Communicating effectively.
Good
communication is critical for all categories of tech deals from the moment a
deal is announced. Investors, employees, and customers must all understand the
goals, the integration activities necessary to achieve those goals, the metrics
used to measure whether those goals are being met, and who is responsible for
delivering on those goals.
However,
the emphasis of that communication may vary by type of deal. For example,
consolidation deals tend to create a lot of anxiety and dysfunction among
employees worried that cost synergies translates into lost
jobs. Since they’re not entirely wrong, the senior executives need to have
laid out the integration strategy for themselves in a detailed way so they can
communicate confidently to employees — especially key employees whose jobs are
secure. An inability to clearly communicate intentions inevitably creates
uncertainty. Instead of focusing on deal execution, people begin to focus on
personal survival.
By comparison, employees in technology-driven
market transformation deals are often less concerned about job security; after
all, they hold the critical intellectual capital the acquiring company needs to
retain. In these deals, a greater emphasis may be placed on communicating with
investors and Wall Street, which may be confused and upset by a very high price
tag. Facebook CEO Mark Zuckerberg used a statement to explain the Whats-App deal
to investors. “WhatsApp is a simple, fast, and reliable mobile messaging
service that is used by over 450 million people on every major mobile
platform,” he noted. “More than 1 million people sign up for WhatsApp every day
and it is on its way to connecting 1 billion people. More and more people rely
on WhatsApp to communicate with all of their contacts every day.”
7.
Managing the transaction as a business process.
The
larger the transaction, the more challenging the integration and the greater
the need for a well-defined business process to focus resources and capital on
the right activities at the right times and to capture cost and revenue
synergies as quickly as possible. This is especially true for both
consolidation and capabilities extension deals wherein two big companies are
coming together with a large number of employees and customers.
It’s helpful to remember that the deal
process has an inherent flaw that a fit-for-purpose business process can
mitigate. The original valuation is by necessity based on many assumptions.
After the deal is announced, those assumptions cannot be automatically accepted
as fact. Once the company gains access to people and additional information at
the target company, the acquirer must put a tailored business process in place
with the requisite accountability and transparency to get data and test
assumptions with fact-based analyses, and then make further decisions.

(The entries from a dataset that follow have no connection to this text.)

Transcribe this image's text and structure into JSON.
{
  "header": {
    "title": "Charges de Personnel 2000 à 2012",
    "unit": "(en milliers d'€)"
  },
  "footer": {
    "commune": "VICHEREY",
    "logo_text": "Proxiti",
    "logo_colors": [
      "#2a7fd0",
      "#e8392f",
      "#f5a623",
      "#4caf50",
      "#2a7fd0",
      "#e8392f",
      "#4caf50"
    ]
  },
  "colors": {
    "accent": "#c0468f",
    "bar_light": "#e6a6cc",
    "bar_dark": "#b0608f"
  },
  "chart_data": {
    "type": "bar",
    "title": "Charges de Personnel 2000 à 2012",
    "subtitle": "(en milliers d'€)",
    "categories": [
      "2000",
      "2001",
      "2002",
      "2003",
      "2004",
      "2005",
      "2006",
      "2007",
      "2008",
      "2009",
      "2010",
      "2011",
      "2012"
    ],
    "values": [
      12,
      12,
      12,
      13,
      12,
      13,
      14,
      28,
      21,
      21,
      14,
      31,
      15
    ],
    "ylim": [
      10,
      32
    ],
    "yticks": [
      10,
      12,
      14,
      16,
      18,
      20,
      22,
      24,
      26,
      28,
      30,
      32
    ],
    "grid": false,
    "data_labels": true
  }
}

The business process for these types of deals
must include a clear set of guiding principles and goals connected to
sustaining everyday operations and capturing synergies, and relentlessly focus
on quantifying, reporting, and executing on value capture opportunities. What’s
more, the process must empower leaders to keep the integration on track by
giving them latitude to make quick decisions regarding organization, people,
customers, and priorities — and hold these leaders responsible for
communicating those decisions to customers, employees, shareholders, and
partners.
However, in the case of a technology-driven
market transformation deal, the integration should be handled more like a
relationship and less like a business process. That’s because the smaller, more
entrepreneurial team from the target company usually needs a more personal
touch to stay engaged post-close.
The challenges associated with technology
megadeals are significant and vary with the type of deal. Even so, we believe
that megadeals are worth doing as long as the acquirer acknowledges these
challenges and tackles them head-on. When executed correctly, these
transactions can boost efficiencies, increase revenues, and propel a company
ahead of competitors. They can even reshape an industry.